Studies indicated that females may be exposed to higher plasma levels than males, however, there was no indication of any difference in efficacy or in the frequency of adverse events reported. Elderly patients, patients with hepatic impairment and patients with cardiac disease exposed to fexofenadine by administration of terfenadine showed no statistically significant differences in pharmacokinetic parameters for fexofenadine compared to healthy individuals. Although peak plasma level and half-life were increased 68% and 15%, respectively, in elderly patients and 54% and 19%, respectively, in patients with renal disease, regardless of disease severity, these levels are within the range of plasma levels shown to be tolerated in short-term dose ranging trials.
The pharmacokinetics of fexofenadine in children and adults are similar, including tmax, clearance (corrected for body surface area), t1/2 and volume of distribution, because fexofenadine undergoes negligible metabolism, with 80% of the dose being eliminated unchanged in the faeces. In contrast, other H1-receptor antagonists, which are extensively metabolized in the hepatic cytochrome P450 system, usually have shorter half-life values in children than adults.
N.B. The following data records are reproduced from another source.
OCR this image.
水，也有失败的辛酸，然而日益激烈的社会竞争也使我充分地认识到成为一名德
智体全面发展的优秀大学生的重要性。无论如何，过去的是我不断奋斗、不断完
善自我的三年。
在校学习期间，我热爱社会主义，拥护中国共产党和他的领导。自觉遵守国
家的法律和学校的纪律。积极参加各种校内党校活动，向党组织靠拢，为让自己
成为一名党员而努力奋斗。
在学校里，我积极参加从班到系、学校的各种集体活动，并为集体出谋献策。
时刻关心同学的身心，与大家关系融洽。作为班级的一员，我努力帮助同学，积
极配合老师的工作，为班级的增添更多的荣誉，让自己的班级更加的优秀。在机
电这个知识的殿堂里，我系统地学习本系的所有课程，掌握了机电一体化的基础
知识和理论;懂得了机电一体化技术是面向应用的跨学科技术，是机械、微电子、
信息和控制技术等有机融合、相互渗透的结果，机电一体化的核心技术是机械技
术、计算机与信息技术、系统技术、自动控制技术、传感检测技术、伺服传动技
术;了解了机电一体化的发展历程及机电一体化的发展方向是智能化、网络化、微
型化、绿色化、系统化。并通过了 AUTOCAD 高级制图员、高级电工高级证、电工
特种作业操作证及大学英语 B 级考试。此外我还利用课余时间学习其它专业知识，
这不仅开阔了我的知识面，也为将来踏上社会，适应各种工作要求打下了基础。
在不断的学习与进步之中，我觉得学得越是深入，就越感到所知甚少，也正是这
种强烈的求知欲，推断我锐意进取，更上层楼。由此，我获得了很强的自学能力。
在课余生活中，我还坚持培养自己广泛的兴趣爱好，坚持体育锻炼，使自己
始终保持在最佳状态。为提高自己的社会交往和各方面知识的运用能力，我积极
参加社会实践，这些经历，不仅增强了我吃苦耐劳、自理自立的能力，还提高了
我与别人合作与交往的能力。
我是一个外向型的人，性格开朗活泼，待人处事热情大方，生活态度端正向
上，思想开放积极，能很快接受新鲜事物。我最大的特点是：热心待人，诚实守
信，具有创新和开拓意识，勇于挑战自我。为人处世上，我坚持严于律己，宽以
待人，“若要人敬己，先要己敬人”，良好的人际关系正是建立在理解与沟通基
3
In children, studies indicate that 30 or 60 mg fexofenadine suppresses the histamine-induced wheal and flare within 1 to 2 hours, with both doses producing similar mean maximal suppression.
A dose of 5 mL of Telfast Oral Suspension Pediatric containing 30 mg of fexofenadine HCl is bioequivalent to a 30 mg dose of Telfast tablets. Following oral administration of a 30 mg dose of Telfast Oral Suspension to healthy adult subjects, the mean Cmax was 118.0 ng/mL and occurred at approximately 1.0 hour.